Version control is a system that records changes to a file or set of files over time so that you can see specific versions later. Services like Github, Bitbucket, and others make it easy to see what was done with multiple people working on a single code base. This is to avoid unintentional overwrites and other mistakes. You have version control for your documents on Google Docs, so why not have that for your code too?

In addition to version control (which is worth it even when working alone), your code will be stored on the cloud, accessible for all of your project members and not on someone’s laptop, ready to be forgotten. As a result, your teammates can be aware of what you are building and pick up where you left off.

There’s also a side effect — code tends to be less spaghetti-like when you know someone will read it.

Reproducible notebooks

Notebooks are the holy grail of Data Scientists; they are super handy for exploring your local machine! Nowadays, there are many online providers too, e.g. Kaggle kernels, Sagemaker, Google Colab to name a few.

Notebooks, however, give quite many liberties for Data Scientists. For example, you can run the code in any order you want — and trust me; people do — they include loads of checks and other “unnecessary” things for anyone else. Then there’s the setup hassle; which version of python, pandas, and other libraries did you have installed, and what are the other dependent libraries when trying to reproduce whatever the other DS just did. Thus they are far from production-ready.

Valohai has done a unique solution to this problem: Jupyhai. You can run a Valohai cloud execution from your local Jupyter notebook. It requires the whole notebook to be run simultaneously and from top to bottom, forcing data scientists to keep the code cleaner and in order. You don’t need Valohai to adopt this principle; every notebook will be easier to understand if written this way.

Voilá! You are one step close to the production code.

Modular work

When you need to scroll and scroll the notebook, it’s time to start thinking modularly. Splitting your work into steps forming a pipeline requires a little extra work now, but it will pay in the longer run.

You can run only one piece at a time, see where the possible errors and bugs are and the bottleneck of your project. Maybe even write some tests to ensure future changes to a single part don’t break the whole.

It also helps in staying organized and eases code maintainability. This way, it might also be easier to explain to a new person the flow of your work on a higher level and focus on one thing at a time.

Definition of done

Hopefully, many of your projects turn to products; a never-ending loop where there is always something to iterate on, make better, optimize, and thus the definition of done is very vague.

Here we can learn again from frameworks such as agile development. Of course, not all parts of it work for Data Science, but trying to plan sprints, prioritize each of them, clearly define tasks with deliverables and timelines, and use retrospectives and demos might make you feel that you finished something.

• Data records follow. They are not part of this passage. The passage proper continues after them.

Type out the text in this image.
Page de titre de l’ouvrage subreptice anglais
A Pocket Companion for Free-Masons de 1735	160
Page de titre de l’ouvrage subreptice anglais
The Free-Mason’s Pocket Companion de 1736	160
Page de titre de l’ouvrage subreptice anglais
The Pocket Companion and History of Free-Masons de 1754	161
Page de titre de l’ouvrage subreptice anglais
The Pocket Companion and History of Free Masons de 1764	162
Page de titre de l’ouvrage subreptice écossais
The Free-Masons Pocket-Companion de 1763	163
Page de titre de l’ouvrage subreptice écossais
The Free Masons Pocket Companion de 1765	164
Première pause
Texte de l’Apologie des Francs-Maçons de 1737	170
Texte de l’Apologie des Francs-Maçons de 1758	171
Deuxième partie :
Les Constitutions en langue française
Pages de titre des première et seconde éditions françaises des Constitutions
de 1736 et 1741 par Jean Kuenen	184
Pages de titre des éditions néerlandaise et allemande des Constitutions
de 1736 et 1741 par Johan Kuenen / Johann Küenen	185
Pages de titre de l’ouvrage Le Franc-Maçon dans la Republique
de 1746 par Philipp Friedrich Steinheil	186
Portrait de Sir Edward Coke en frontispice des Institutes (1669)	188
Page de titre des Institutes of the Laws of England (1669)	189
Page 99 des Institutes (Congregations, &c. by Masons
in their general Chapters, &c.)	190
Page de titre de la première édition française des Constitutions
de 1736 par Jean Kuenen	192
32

In addition, communication with developers (and business stakeholders) is more straightforward.

Last but not least: empathy

We are all different, all from various backgrounds, and diversity is a richness. But having diverse thoughts and ways of doing requires work. It is so much easier to communicate with a person, e.g. from a similar educational background on a project, but, well, then it is a project done with only one set of skills.

So, for all the Data Scientists reading this: developers aren’t trying to make your life miserable by introducing tools and frameworks working for them. For all the developers: Data Scientists aren’t producing incomprehensible spaghetti code on purpose; it’s usually a different way of thinking and lack of knowing better — this whole industry is where you were 10–15 years ago.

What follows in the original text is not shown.